Losing weight! I actually attracted an entire different caliber of men 😂❤️ it’s amazing but I love shopping and fitting into clothes that show my figure and just being skinny. I never was approached by men outside of my ethnicity but now they flock to me in public or online like crazy and got my dream boyfriend too
Cut out negative people in my life (divorce included) and surrounded myself with people/partner who love me and openly appreciates all of my original self, including hair, rolls, etc. Also aging and perimenopause have changed my perspective. I am on this earth for a limited time for me to enjoy myself for me. DGAF.
I lost 60 pounds in 2024. I started going to the gym, eating better, I was determined to feel better about myself. It worked, I lost weight and I was ten pounds away from my goal weight of 180.
But right before I hit that goal, I got pregnant. And I wanted to get pregnant, even before I lost the weight I knew I wanted to be a mom. My husband and I thought we were experiencing infertility. But lo and behold, the week of our wedding we conceived.
I’m now 8 months pregnant, due next month. I look at videos of my body when it was it’s thinnest, and I see my beauty. I see beauty that I didn’t see within myself when I was thinner. It made me realize that my worth is extended far beyond my own distorted self image.
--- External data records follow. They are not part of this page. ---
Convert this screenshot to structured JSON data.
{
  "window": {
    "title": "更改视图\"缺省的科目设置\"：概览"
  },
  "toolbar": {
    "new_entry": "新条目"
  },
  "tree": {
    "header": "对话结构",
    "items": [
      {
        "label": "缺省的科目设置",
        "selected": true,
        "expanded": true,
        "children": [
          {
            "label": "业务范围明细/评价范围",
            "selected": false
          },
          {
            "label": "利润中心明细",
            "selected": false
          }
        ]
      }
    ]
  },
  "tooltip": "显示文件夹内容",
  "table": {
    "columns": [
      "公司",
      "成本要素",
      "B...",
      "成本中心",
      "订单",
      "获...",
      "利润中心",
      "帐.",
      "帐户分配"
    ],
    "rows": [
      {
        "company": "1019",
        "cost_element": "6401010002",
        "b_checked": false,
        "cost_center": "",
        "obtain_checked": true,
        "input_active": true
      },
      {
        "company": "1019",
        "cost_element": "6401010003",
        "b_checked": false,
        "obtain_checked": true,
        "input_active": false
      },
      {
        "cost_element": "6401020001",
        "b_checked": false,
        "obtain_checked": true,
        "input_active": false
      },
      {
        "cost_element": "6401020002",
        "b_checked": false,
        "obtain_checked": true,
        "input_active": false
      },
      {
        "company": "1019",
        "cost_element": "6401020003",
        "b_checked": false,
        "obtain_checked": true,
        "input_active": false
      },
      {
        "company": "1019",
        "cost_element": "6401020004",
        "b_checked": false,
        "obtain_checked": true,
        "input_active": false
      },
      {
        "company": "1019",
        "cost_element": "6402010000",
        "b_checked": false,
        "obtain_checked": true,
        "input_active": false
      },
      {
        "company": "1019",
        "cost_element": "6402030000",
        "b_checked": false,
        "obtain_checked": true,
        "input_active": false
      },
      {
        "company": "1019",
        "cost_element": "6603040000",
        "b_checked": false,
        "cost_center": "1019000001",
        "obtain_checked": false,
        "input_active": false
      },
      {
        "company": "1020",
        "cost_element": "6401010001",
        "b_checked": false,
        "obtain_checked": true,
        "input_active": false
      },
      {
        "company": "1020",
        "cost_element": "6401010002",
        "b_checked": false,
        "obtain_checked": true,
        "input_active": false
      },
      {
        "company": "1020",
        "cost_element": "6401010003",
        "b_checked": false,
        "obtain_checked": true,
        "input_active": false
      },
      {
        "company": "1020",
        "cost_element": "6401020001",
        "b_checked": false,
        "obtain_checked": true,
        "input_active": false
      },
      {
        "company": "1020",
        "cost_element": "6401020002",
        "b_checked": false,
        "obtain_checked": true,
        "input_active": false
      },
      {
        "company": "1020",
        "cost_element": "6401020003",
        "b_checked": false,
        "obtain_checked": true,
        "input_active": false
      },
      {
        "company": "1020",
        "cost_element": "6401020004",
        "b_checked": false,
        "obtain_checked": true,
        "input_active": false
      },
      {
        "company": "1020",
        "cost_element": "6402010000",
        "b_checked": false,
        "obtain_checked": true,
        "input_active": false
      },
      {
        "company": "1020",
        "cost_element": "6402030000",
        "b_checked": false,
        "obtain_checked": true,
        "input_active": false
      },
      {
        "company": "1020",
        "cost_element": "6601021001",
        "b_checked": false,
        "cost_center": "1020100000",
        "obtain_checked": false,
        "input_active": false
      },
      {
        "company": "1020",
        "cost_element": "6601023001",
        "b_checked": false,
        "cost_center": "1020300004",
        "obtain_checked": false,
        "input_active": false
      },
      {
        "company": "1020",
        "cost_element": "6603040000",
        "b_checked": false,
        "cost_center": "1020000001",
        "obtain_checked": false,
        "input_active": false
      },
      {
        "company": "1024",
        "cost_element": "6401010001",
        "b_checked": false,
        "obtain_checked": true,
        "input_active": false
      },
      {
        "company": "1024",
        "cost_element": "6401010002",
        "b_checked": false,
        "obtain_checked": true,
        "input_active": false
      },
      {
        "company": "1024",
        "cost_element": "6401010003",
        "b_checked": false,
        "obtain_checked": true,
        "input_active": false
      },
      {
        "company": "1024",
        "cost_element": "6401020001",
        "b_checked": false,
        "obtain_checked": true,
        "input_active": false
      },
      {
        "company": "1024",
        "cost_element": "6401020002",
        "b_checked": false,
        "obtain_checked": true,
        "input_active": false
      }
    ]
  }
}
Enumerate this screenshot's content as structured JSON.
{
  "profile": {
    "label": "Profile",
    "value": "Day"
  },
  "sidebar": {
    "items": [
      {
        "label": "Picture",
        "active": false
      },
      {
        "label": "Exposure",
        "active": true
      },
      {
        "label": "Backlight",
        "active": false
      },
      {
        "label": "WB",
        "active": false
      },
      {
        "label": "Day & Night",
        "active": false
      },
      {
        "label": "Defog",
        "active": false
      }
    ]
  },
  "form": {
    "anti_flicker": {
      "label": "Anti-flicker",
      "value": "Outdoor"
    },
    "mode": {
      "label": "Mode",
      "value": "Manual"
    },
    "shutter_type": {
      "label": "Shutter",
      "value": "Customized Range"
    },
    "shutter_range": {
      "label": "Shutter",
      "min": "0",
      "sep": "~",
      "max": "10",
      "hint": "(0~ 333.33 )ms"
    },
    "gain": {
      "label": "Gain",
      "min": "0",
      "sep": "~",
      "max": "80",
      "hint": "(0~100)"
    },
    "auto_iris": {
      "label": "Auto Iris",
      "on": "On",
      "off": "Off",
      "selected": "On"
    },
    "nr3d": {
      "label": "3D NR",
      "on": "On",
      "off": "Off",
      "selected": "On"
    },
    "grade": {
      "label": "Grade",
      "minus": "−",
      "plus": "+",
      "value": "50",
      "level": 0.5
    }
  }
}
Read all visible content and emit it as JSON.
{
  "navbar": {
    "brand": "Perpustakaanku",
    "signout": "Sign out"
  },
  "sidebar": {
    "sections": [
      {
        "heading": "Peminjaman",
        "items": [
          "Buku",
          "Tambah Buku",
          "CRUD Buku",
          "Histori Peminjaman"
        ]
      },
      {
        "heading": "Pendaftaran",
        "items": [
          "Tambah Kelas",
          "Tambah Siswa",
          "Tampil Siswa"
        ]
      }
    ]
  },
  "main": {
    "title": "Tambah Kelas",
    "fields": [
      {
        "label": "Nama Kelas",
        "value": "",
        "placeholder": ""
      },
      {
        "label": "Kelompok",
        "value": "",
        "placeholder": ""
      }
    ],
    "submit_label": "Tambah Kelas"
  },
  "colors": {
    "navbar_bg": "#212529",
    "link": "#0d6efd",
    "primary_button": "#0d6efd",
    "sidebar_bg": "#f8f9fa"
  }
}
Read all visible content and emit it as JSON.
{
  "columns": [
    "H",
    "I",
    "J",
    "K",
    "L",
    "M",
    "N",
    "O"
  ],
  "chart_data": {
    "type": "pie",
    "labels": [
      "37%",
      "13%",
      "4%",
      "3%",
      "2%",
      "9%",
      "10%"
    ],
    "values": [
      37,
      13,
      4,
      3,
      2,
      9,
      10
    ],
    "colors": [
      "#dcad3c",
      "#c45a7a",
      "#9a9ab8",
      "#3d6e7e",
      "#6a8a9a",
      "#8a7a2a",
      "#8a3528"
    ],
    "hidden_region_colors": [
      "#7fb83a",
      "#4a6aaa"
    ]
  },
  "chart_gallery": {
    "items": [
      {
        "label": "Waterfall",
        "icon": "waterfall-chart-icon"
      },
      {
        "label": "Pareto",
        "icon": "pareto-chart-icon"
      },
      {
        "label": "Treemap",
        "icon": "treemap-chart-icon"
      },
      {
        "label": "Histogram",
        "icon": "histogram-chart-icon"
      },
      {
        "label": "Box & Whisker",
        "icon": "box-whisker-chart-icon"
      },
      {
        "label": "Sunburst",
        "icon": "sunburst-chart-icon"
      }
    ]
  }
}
I saw for the first time, the beauty that my husband saw all along, from day one at 253 pounds, to when we got married at 190 pounds. I was always beautiful. While I prefer how I look under 200 pounds, I know who I am now, and I’m not the number. Right now the reason I love myself is because this weight isn’t a sign of poor decisions, but creating life. And I want my daughter to know that she can love herself, because I was able to love myself.